Science
Consumers Face High Price Markups on Grocery Delivery Services
A recent study has revealed that consumers ordering groceries through delivery apps may face significant price markups, sometimes exceeding 100% for certain items. The consumer group Which? analyzed prices from major delivery platforms including Deliveroo, Just Eat, and Uber Eats, comparing them with prices at well-known supermarkets such as Sainsbury’s, Asda, Morrisons, and Waitrose.
The investigation focused on up to 50 popular grocery items and found that shoppers using these delivery services could be paying at least 20% more on average. For certain products, the price hike was even more dramatic. For example, Sainsbury’s customers who are members of the Nectar loyalty program could see price increases of as much as 45% when ordering through Uber Eats, compared to shopping in-store with their loyalty card.
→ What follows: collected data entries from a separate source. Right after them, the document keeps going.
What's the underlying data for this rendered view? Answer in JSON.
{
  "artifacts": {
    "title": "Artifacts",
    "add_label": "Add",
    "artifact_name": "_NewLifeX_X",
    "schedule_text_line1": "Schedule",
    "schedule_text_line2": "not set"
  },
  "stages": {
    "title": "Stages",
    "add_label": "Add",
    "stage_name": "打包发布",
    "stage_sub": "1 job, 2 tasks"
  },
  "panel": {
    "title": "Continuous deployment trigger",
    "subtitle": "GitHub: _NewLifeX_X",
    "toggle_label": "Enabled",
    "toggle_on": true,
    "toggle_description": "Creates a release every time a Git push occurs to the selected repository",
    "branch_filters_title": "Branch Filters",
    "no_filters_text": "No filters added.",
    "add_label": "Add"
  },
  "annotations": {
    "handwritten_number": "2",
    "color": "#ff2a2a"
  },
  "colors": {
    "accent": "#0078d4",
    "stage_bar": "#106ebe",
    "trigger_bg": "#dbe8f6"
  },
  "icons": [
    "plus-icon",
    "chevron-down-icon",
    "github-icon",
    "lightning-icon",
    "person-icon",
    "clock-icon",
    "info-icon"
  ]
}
Among the products highlighted, Birds Eye Cod Fish Fingers (280g) were priced at £3 for loyalty card holders but jumped to £6.25 through delivery apps. Similarly, Quorn Chicken Nuggets (300g) cost £1.75 with a Nectar card, while delivery prices reached £3.50. The research indicates that non-Nectar card holders faced smaller, yet still significant, price increases of around 25% on Uber Eats and 23% on Deliveroo.
Price Comparisons Across Supermarkets
The findings also revealed that customers shopping at Waitrose could pay up to 33% more via Uber Eats compared to purchasing directly from the store. The price differences were slightly less at Just Eat and Deliveroo, with increases of 30% and 25%, respectively. Notably, two items consistently marked up to double the in-store price were Pampers New Baby Nappies (40 pack) and Tilda Microwave Basmati Rice, which cost £12 and £2 through delivery apps compared to £6 and £1 in-store.
At Morrisons, shoppers found similar price hikes, with delivery through Uber Eats and Deliveroo averaging 28% more than in-store purchases. Just Eat recorded a 26% increase. Interestingly, on one occasion, Just Eat aligned its prices with Asda, resulting in a lower average price difference of 19%. However, prices through Deliveroo and Uber Eats remained substantially higher, averaging 31% and 28% more, respectively.
Members of the Tesco Clubcard also faced challenges, with an average markup of 25% when using the Whoosh delivery service compared to shopping directly at Tesco. Some offers available to Clubcard holders were not applicable through Whoosh, leading to increased prices for items like New York Bakery original bagels.
Consumer Reactions and Company Responses
Reena Sewraz, Retail Editor at Which?, commented on the findings, stating, “Shoppers won’t be surprised that buying groceries through a delivery app will cost more than popping to the shops or ordering directly from the supermarket. But our research shows that in some cases customers could be paying more than twice as much for specific items, so it’s worth considering how urgently you need those groceries before placing your order.”
In response to the findings, representatives from the supermarkets emphasized the value of their respective services. A Sainsbury’s spokesperson stated that customers have the flexibility to choose between in-store, online, or third-party app shopping, and that pricing is competitive across all platforms.
Similarly, Tesco defended their Whoosh service, stating, “The prices for groceries delivered by Whoosh reflect the extra costs of rapid delivery.” A spokesperson for Morrisons pointed out that some products listed in the study were on promotion at the time, suggesting that the data might not accurately represent typical price differences.
Delivery services also addressed the report. A representative from Uber Eats emphasized the range of inventory and deals available, asserting that every partner sets their own prices and that many products are marked down to match in-store prices. Deliveroo echoed this sentiment, highlighting ongoing promotions and efforts to integrate supermarket loyalty schemes.
As consumers increasingly turn to delivery services for convenience, the price discrepancies highlighted by the Which? report serve as a reminder for shoppers to weigh the benefits of immediate access against potential financial implications.